Ceux qui m’ont appris à sourire (The Dark Love - Cyk version)

Chapitre 3 : Théo et Saint-Exupéry

2464 mots, Catégorie: T

Dernière mise à jour 02/11/2023 15:10

Chapitre 3

ooOoo Théo et Saint-Exupéry ooOoo


Cyril n’avait rien contre le sport, ce qu’il n’appréciait pas, c’était l’étape des vestiaires, elle lui demandait plus d’énergie que la séance d’éducation physique en elle-même. Ses camarades étaient toujours en effervescence à l’approche de ce cours. De manière générale, ils se comportaient comme des bêtes sauvages du matin au soir. Ils parlaient fort, voire ils beuglaient. Ils couraient dans tous les sens, ils ne tenaient jamais en place… Cette exaltation prébubère était décuplée pendant les heures de sport. Officiellement, personne ne souffrait d’hyperactivité dans la classe, mais Cyril n’aurait pas été aussi affirmatif, ou alors c’était lui qui était anormalement amorphe pour un adolescent.

Malgré tous ces petits mecs aux trop-pleins d’énergie qui s’alpaguaient régulièrement pour chahuter, l’agitation collective restait plutôt bon enfant, mais, à chaque fois, l’ambiance dans la pièce empestant la sueur et le renfermé changeait radicalement quand Théo Rivoli pénétrait dans les vestiaires de son pas léger. L’intensité des voix diminuait de quelques décibels sur son passage, le temps qu’il rejoigne le coin laissé vide, plus ou moins consciemment par les autres, pour qu’il s’y installe.

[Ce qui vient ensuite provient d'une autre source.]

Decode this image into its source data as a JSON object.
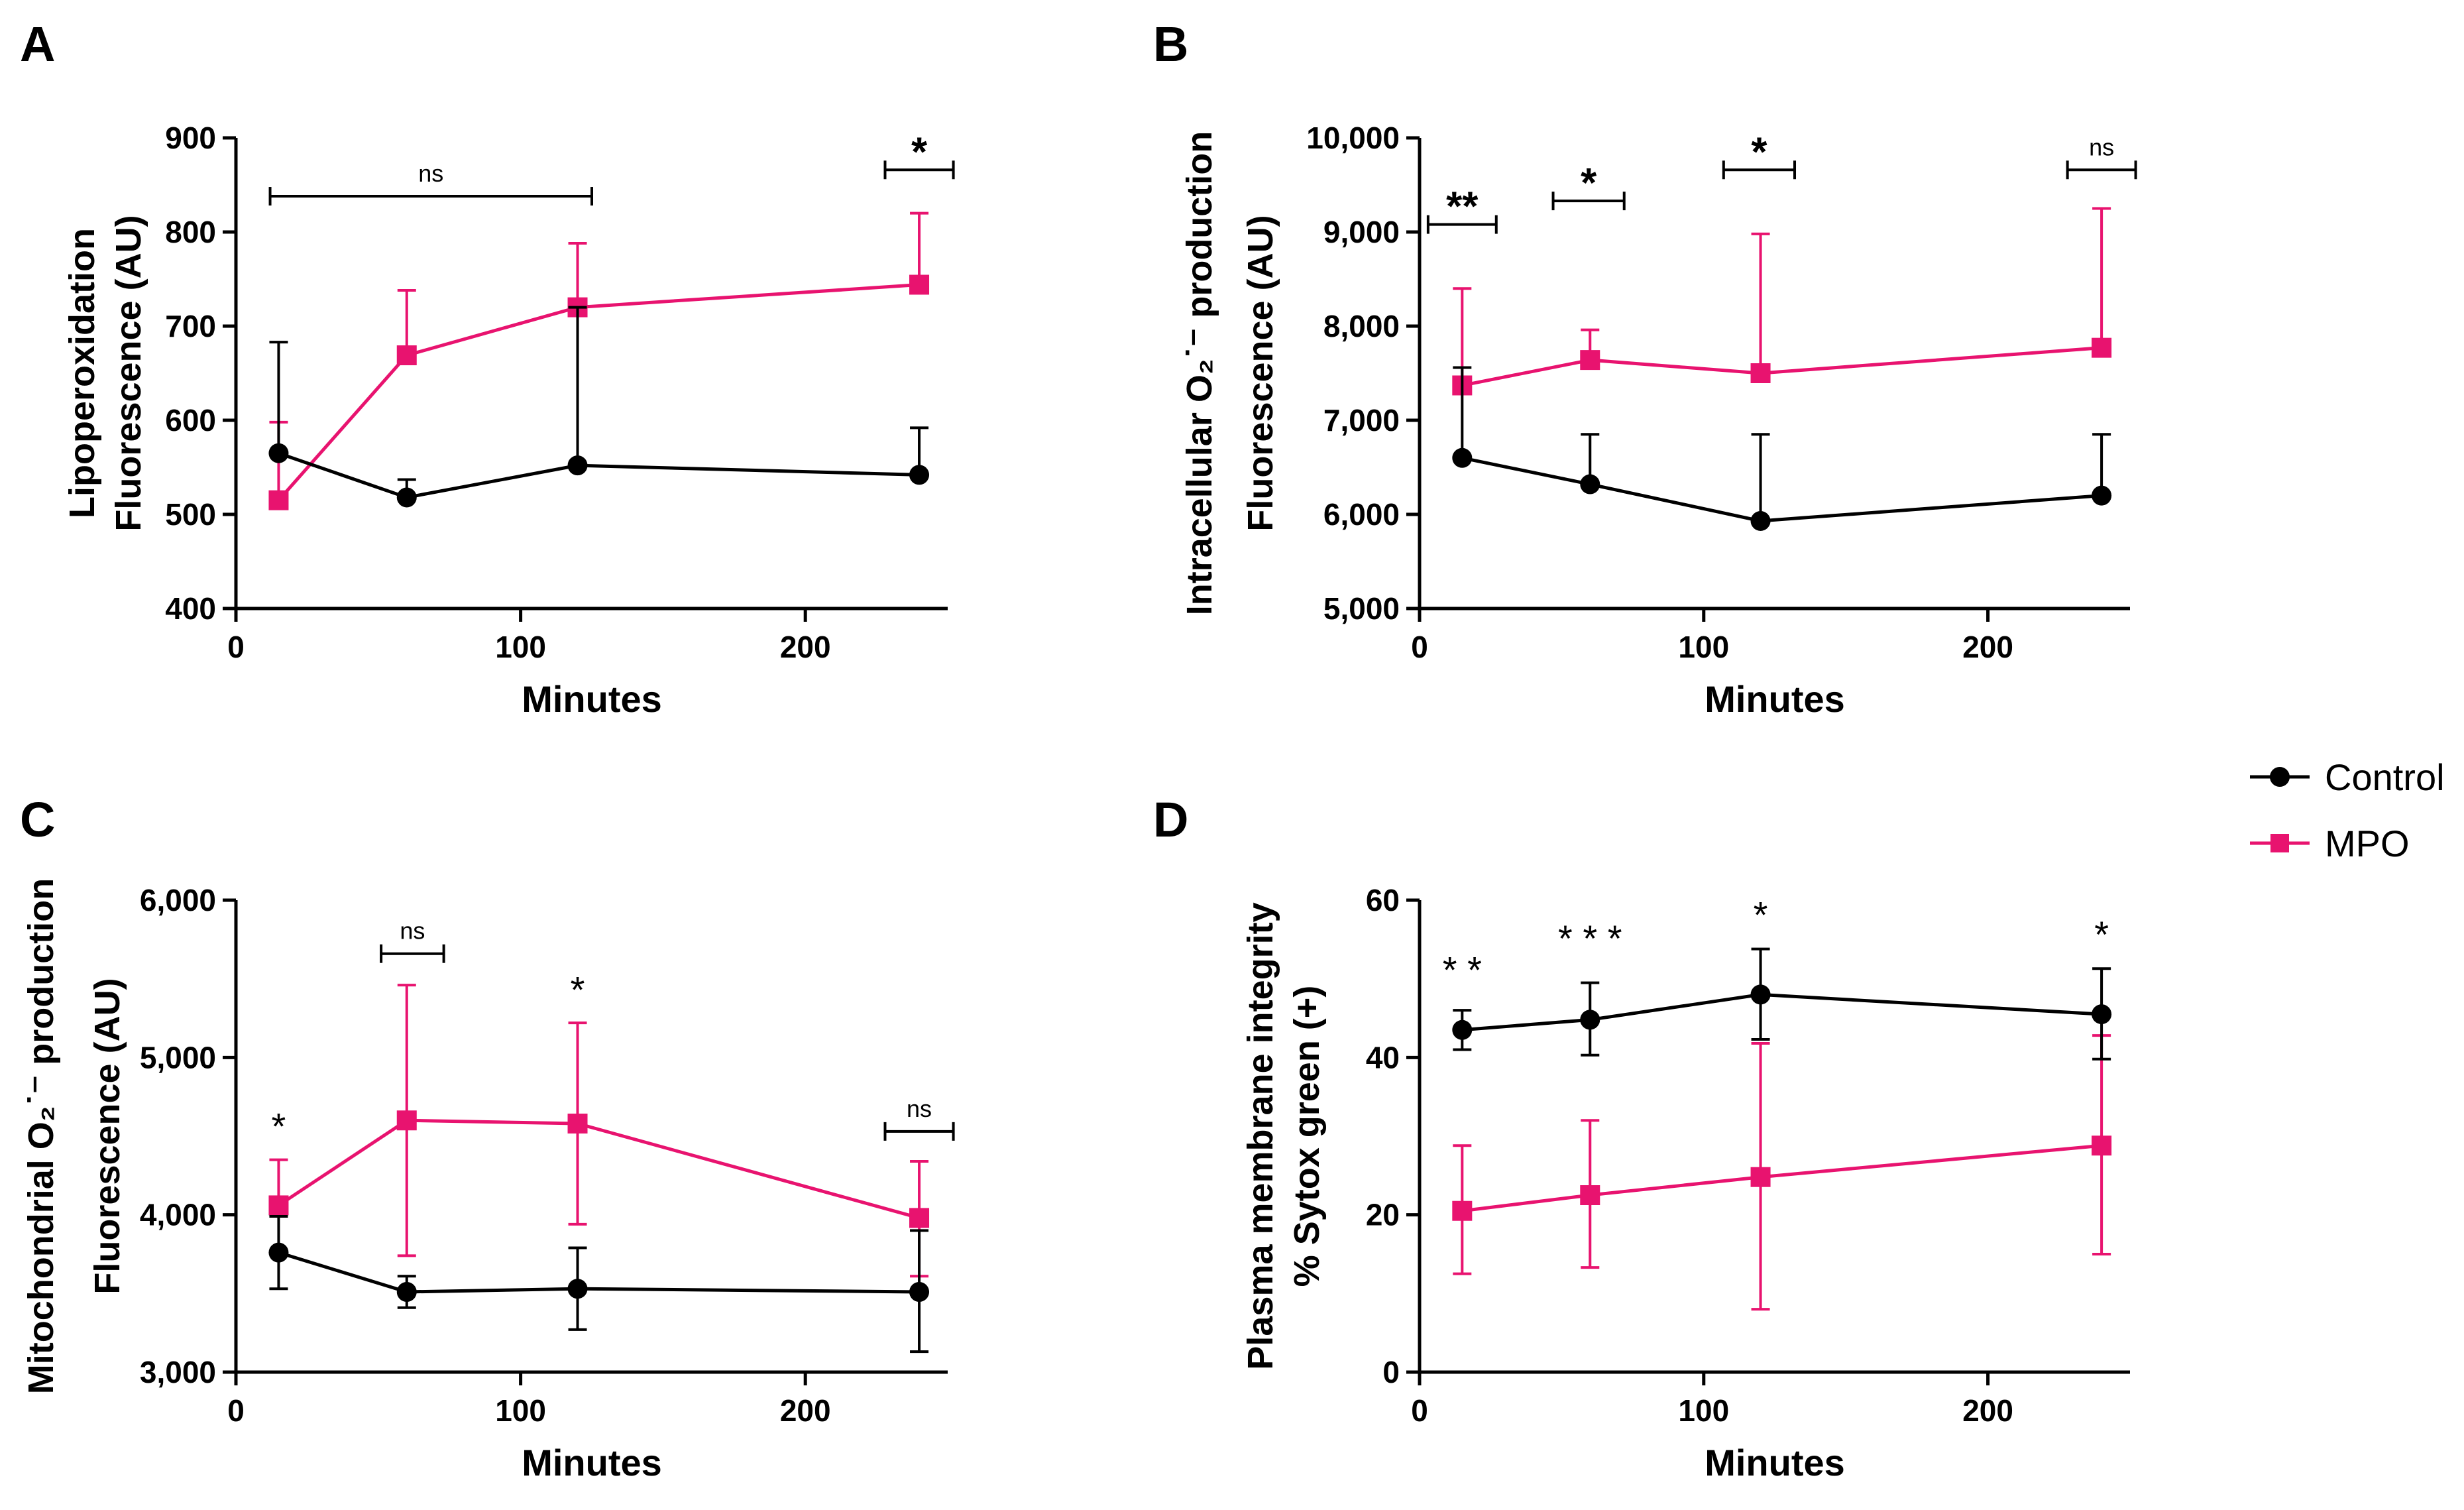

Théo était différent. Il aurait été difficile pour Cyril de décrire pourquoi et comment avec exactitude, il était juste évident pour tous qu’il détonnait dans le décor. C’était déjà le cas à l’école primaire, l’entrée au collège n’avait fait qu’empirer la chose. Déjà, Théo ne marchait pas : il sautillait. Il avait la dégaine joyeuse d’un héros de dessin-animé. À douze ans, tous les élèves mâles avaient encore leur voix de garçonnet, celle de Théo était encore plus aiguë que les autres, et il ne faisait aucun effort pour atténuer le phénomène, bien au contraire. Il jactait et chantonnait avec un dynamisme exubérant. À sa place, Cyril n’oserait même pas ouvrir la bouche, car lui, justement, avait le problème inverse : sa voix était plus grave que celles de ses camarades, alors il évitait de trop parler pour ne pas avoir l’air d’une brute.

 

Au début de l’année, tout se passait "correctement". Cyril aurait plutôt dit que tout se passait, point. Pas d’esclandre, pas de réelle tension, pas de moquerie. Un tel état de grâce ne pouvait durer indéfiniment. Il fallait simplement attendre que les jeunots prennent leurs marques. Le temps qu’ils forment des clans, que les plus hardis prennent confiance en eux, histoire de pouvoir écraser les plus faibles, et ainsi montrer à la plèbe préadolescence qui étaient les plus forts. Théo était une cible toute désignée. Sur un tableau de chasse de prédateur-harceleur standard, il faisait au moins partie du top cinq des proies faciles.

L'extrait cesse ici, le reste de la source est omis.